I have see that initially we we write: $y_i=\epsilon_i +w^Tx_i$.---------(1)
Here i want to know what is $y_i$? Is it the observed value? Then how come we model it as random? Where is the randomness coming from? What is $\epsilon_i$? Is it error or noise?
please correct if i am wrong:
What i understand is our measured data is noisy. i.e for the same $x_i, y_i$ can vary on a different draw of samples, which is due to some inherent randomness in $y_i$. And this randomness is what we are quantifying using $\epsilon_i \sim N(0,\sigma^2)$. Hence $y_i$ is a normal random variable given $x_i$ and it has mean $w^Tx_i$ so we want to maximize the likelihood, meaning maximize the probability that $y_i$ takes the value which we have in our current experimental data, given xi and this probability happens to be parameterized by w due to (1).

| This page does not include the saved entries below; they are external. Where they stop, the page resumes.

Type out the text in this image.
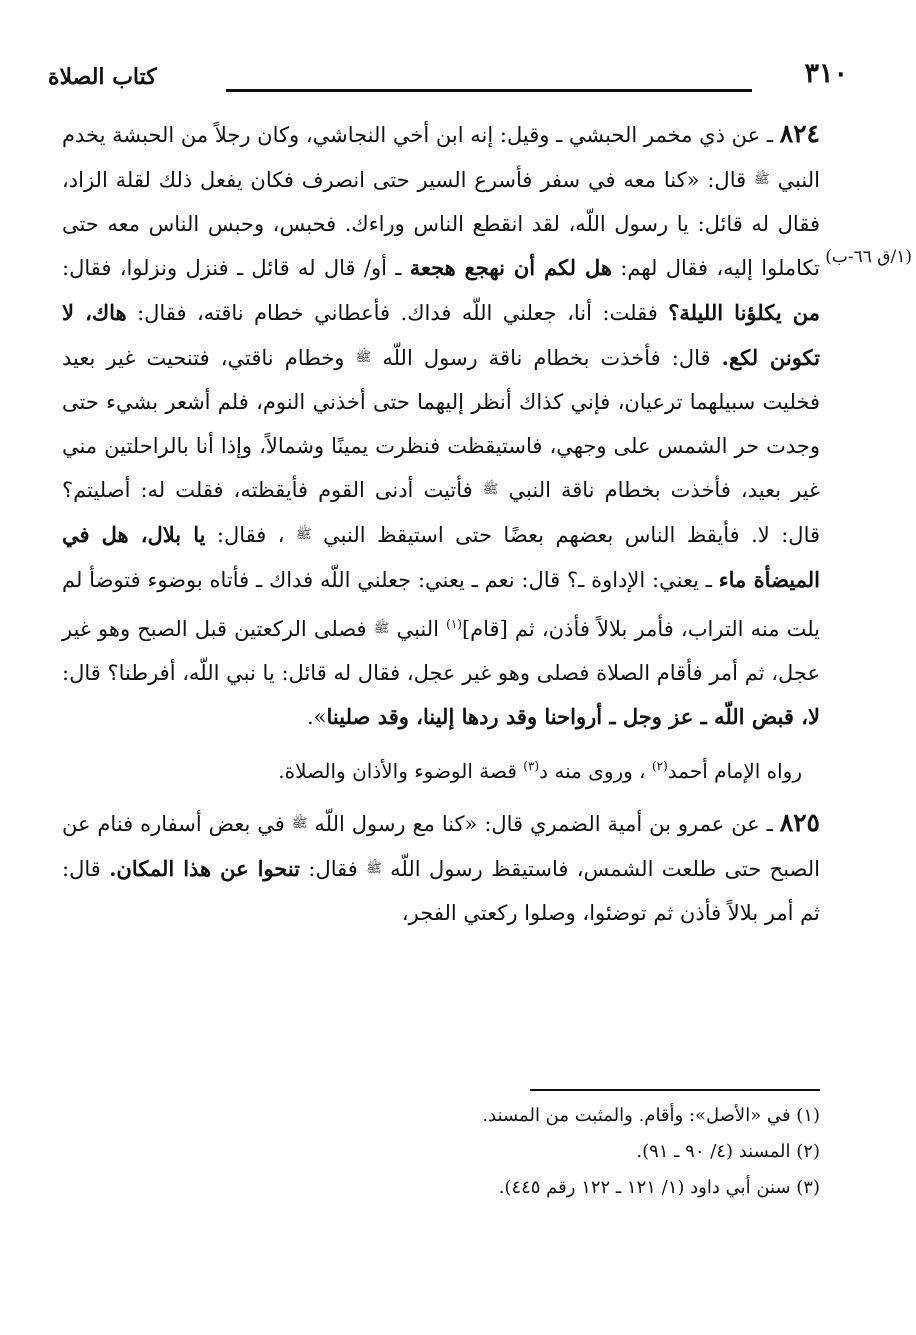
٣١٠
كتاب الصلاة
(١/ق ٦٦-ب)

٨٢٤ ـ عن ذي مخمر الحبشي ـ وقيل: إنه ابن أخي النجاشي، وكان رجلاً من الحبشة يخدم النبي ﷺ قال: «كنا معه في سفر فأسرع السير حتى انصرف فكان يفعل ذلك لقلة الزاد، فقال له قائل: يا رسول اللّه، لقد انقطع الناس وراءك. فحبس، وحبس الناس معه حتى تكاملوا إليه، فقال لهم: هل لكم أن نهجع هجعة ـ أو/ قال له قائل ـ فنزل ونزلوا، فقال: من يكلؤنا الليلة؟ فقلت: أنا، جعلني اللّه فداك. فأعطاني خطام ناقته، فقال: هاك، لا تكونن لكع. قال: فأخذت بخطام ناقة رسول اللّه ﷺ وخطام ناقتي، فتنحيت غير بعيد فخليت سبيلهما ترعيان، فإني كذاك أنظر إليهما حتى أخذني النوم، فلم أشعر بشيء حتى وجدت حر الشمس على وجهي، فاستيقظت فنظرت يمينًا وشمالاً، وإذا أنا بالراحلتين مني غير بعيد، فأخذت بخطام ناقة النبي ﷺ فأتيت أدنى القوم فأيقظته، فقلت له: أصليتم؟ قال: لا. فأيقظ الناس بعضهم بعضًا حتى استيقظ النبي ﷺ ، فقال: يا بلال، هل في الميضأة ماء ـ يعني: الإداوة ـ؟ قال: نعم ـ يعني: جعلني اللّه فداك ـ فأتاه بوضوء فتوضأ لم يلت منه التراب، فأمر بلالاً فأذن، ثم [قام]$^{(١)}$ النبي ﷺ فصلى الركعتين قبل الصبح وهو غير عجل، ثم أمر فأقام الصلاة فصلى وهو غير عجل، فقال له قائل: يا نبي اللّه، أفرطنا؟ قال: لا، قبض اللّه ـ عز وجل ـ أرواحنا وقد ردها إلينا، وقد صلينا».

رواه الإمام أحمد$^{(٢)}$ ، وروى منه د$^{(٣)}$ قصة الوضوء والأذان والصلاة.

٨٢٥ ـ عن عمرو بن أمية الضمري قال: «كنا مع رسول اللّه ﷺ في بعض أسفاره فنام عن الصبح حتى طلعت الشمس، فاستيقظ رسول اللّه ﷺ فقال: تنحوا عن هذا المكان. قال: ثم أمر بلالاً فأذن ثم توضئوا، وصلوا ركعتي الفجر،

(١) في «الأصل»: وأقام. والمثبت من المسند.

(٢) المسند (٤/ ٩٠ ـ ٩١).

(٣) سنن أبي داود (١/ ١٢١ ـ ١٢٢ رقم ٤٤٥).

Your two questions cancel each other out: the randomness is coming from $\varepsilon_i$. In the probabilistic interpretation of linear regression we assume that the data is being generated by an unknown linear model $w^T x_i$ plus IID Gaussian noise $\varepsilon_i$, which we assume has mean zero and a fixed variance $\sigma^2$ which will turn out to be irrelevant. This means that the log likelihood of observing some data points $y_1, \dots y_k$ under the assumption that the weight vector is $w$ is proportional to $- \sum (y_i - w^T x_i)^2$, so the maximum likelihood estimate for $w$ is given by maximizing this expression, which means minimizing the sum of squares.